El fonoautógrafo, invención de Édouard-Léon Scott de Martinville, fue el primer aparato que registraba mecánicamente el sonido. Lo patentó en 1857 y funcionaba de manera similar al oído humano. El sonido era captado por una bocina cónica, cerrada en su extremo más estrecho por una membrana elástica. A esa membrana se sujetaba una rígida cerda de jabalí y debajo de ella se colocaba una hoja recubierta de negro de carbón. La membrana, y con ella la cerda de jabalí, vibraba cuando se emitía un sonido cerca de la bocina y ambas dejaban un rastro sobre la hoja que se deslizaba por debajo a una velocidad constante. El rastro, una línea oscilante, era la imagen de una onda sonora.
Los fonoautogramas no podían reproducirse; la ambición no realizada de Scott era encontrar una manera de leerlos para que funcionaran como anotaciones. Fue hasta 1877 que Edison inventó el fonógrafo, que sí permitía grabar y reproducir sonidos. Su mecanismo era similar al de Scott, pero tenía importantes diferencias. La cerda de jabalí aquí era una aguja metálica y en lugar de papel cubierto de hollín había un cilindro metálico recubierto de cera que giraba al accionar una manivela. Conforme la aguja vibraba con el sonido, iba dejando un surco en la cera. Una vez que el surco estaba grabado, la aguja podía volver a recorrerlo. En ese recorrido hacía vibrar la membrana, produciendo ahora las ondas sonoras que el cuerno magnificaba. Edison cantó “Mary had a little lamb” en su primera grabación fonográfica.
En 1892, Emile Berliner comenzó la producción comercial de discos, que reemplazaron a los cilindros de Edison y se escuchaban en un gramófono. Aunque en un inicio no tenían una mejor calidad sonora que los cilindros, los discos eran más fáciles de producir a gran escala. Los primeros eran de hule rígido, pero desde 1895 se utilizó la goma laca, que se obtiene de la secreción de la cochinilla Laccifer lacca.
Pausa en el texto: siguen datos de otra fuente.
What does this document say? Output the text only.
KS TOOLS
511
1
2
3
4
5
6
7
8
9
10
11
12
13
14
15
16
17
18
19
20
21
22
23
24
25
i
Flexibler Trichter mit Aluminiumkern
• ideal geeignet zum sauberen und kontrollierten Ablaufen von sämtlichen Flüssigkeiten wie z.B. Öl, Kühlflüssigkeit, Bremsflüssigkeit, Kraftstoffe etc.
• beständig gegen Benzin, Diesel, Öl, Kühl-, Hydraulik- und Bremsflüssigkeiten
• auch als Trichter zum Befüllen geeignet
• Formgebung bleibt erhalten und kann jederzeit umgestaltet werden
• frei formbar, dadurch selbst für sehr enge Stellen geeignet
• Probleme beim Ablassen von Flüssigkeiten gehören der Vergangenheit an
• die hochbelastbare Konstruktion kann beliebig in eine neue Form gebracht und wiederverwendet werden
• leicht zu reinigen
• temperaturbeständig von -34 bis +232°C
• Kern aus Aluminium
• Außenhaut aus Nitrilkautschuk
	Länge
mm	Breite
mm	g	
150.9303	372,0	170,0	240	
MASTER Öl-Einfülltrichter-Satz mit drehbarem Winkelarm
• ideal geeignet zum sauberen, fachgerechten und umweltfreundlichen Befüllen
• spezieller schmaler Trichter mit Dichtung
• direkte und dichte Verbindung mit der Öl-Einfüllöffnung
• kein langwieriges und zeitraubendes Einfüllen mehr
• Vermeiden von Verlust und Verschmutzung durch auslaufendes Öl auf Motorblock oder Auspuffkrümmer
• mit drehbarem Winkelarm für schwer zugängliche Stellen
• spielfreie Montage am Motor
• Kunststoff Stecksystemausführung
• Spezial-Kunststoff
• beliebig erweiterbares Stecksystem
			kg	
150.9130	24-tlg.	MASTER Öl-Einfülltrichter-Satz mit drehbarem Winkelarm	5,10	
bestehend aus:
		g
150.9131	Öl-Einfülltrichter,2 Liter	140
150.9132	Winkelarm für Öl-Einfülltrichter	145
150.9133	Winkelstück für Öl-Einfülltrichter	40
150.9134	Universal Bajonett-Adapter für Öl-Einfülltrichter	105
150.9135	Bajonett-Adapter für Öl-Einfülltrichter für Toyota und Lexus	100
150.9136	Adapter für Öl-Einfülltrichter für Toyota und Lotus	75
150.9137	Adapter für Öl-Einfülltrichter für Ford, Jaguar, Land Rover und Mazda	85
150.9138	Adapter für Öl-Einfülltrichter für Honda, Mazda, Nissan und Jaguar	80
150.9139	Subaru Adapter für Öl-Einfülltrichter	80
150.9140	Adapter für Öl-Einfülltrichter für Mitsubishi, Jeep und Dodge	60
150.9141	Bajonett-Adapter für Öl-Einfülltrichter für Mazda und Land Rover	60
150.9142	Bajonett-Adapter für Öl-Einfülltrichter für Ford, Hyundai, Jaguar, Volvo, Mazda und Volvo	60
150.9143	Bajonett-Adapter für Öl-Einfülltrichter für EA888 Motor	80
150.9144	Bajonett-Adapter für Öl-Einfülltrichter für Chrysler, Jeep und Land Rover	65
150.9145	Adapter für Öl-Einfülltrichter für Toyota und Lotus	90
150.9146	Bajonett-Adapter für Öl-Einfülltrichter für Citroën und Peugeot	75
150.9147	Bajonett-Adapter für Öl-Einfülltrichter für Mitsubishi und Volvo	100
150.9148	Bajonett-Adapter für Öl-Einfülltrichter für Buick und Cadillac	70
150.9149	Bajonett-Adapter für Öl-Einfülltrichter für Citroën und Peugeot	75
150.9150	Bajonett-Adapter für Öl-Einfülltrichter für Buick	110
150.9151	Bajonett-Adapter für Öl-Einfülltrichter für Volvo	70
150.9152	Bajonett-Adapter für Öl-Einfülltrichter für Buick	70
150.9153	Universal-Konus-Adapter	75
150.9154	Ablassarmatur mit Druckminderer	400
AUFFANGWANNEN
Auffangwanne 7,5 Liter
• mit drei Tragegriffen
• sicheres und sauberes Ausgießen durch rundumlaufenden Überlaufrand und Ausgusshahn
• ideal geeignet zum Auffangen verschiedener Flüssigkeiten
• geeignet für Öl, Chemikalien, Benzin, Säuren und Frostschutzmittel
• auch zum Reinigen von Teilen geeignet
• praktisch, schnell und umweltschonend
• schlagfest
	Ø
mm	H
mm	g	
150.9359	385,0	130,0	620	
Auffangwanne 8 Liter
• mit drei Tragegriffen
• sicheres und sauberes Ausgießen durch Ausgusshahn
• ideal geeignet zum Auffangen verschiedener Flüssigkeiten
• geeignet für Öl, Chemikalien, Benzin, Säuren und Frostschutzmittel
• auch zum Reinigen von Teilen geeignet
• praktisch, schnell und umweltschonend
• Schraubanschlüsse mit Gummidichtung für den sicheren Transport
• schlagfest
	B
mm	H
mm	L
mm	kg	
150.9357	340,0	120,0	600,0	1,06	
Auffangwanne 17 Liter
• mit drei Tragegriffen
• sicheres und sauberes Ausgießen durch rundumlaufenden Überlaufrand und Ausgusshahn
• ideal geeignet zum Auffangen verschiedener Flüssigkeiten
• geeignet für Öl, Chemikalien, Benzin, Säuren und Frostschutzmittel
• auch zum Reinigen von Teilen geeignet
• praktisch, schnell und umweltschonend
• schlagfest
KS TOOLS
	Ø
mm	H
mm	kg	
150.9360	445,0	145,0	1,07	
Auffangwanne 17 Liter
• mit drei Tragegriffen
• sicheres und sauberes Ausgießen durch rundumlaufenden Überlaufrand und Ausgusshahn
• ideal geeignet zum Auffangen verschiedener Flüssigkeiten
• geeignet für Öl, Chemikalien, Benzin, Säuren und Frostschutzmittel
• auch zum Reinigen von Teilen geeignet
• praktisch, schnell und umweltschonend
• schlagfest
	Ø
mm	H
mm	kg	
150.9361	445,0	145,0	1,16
Aunque eran frágiles y caros, los discos de laca fueron el estándar durante mucho tiempo.
Hacia finales de la década de los cuarenta llegaron al mercado los discos de policloruro de vinilo. Se puede grabar discos más o menos en cualquier material —hay ejemplos de discos hechos en radiografías, tortillas o hielo— pero el vinilo era más resistente y moldeable. El LP (long play), disco de 12 pulgadas (30.5 centímetros) que se reproduce a 33 1/3 revoluciones por minuto, fue creado por Columbia Records en 1948; el sencillo, de 7 pulgadas (17 cm) y 45 revoluciones, fue la respuesta de RCA Victor. Para mediados de los cincuenta, el LP era el formato predominante.
Ilustraciones de Israel Hernández, Israpop, 2025.
El desarrollo técnico que arrancó con Scott y Edison permitió, dicen los investigadores Dominik Bartmanski e Ian Woodward en Vinyl: The Analogue Record in the Digital Age (2015), “capturar la abstracción de la música, fijar las ondas sonoras en una forma tangible”. Ahora parece obvio, pero conviene detenerse en algo cuya importancia es fácil pasar por alto: antes de que se pudiera grabar, la música sólo podía experimentarse mientras alguien la estaba tocando. Existía y se extinguía de un momento a otro.
En cambio, con un disco uno podía oír en la propia casa la melodía que había escuchado en la taberna, en la fiesta del pueblo, en el salón, en la sala de conciertos. La música grabada permitía una escucha más atenta y más íntima. Quien no sabía tocar un instrumento ya podía oír canciones o sinfonías en soledad. La música se podía coleccionar y estudiar; se convirtió en un pasatiempo o, en el peor de los casos, en ruido de fondo.
A bordo de un soporte material, la música ya era capaz de alcanzar multitudes de oídos en otras ciudades y continentes. Los escuchas tenían a su alcance toda una producción novedosa y estimulante. Algunos eran músicos: la genealogía que va del blusero Robert Johnson (1911-1938) a los McCartney, Richards o Page pasa, necesariamente, por escuchar viejas canciones en tocadiscos y aprender, guitarra en mano, las infinitas posibilidades de tres acordes y doce compases.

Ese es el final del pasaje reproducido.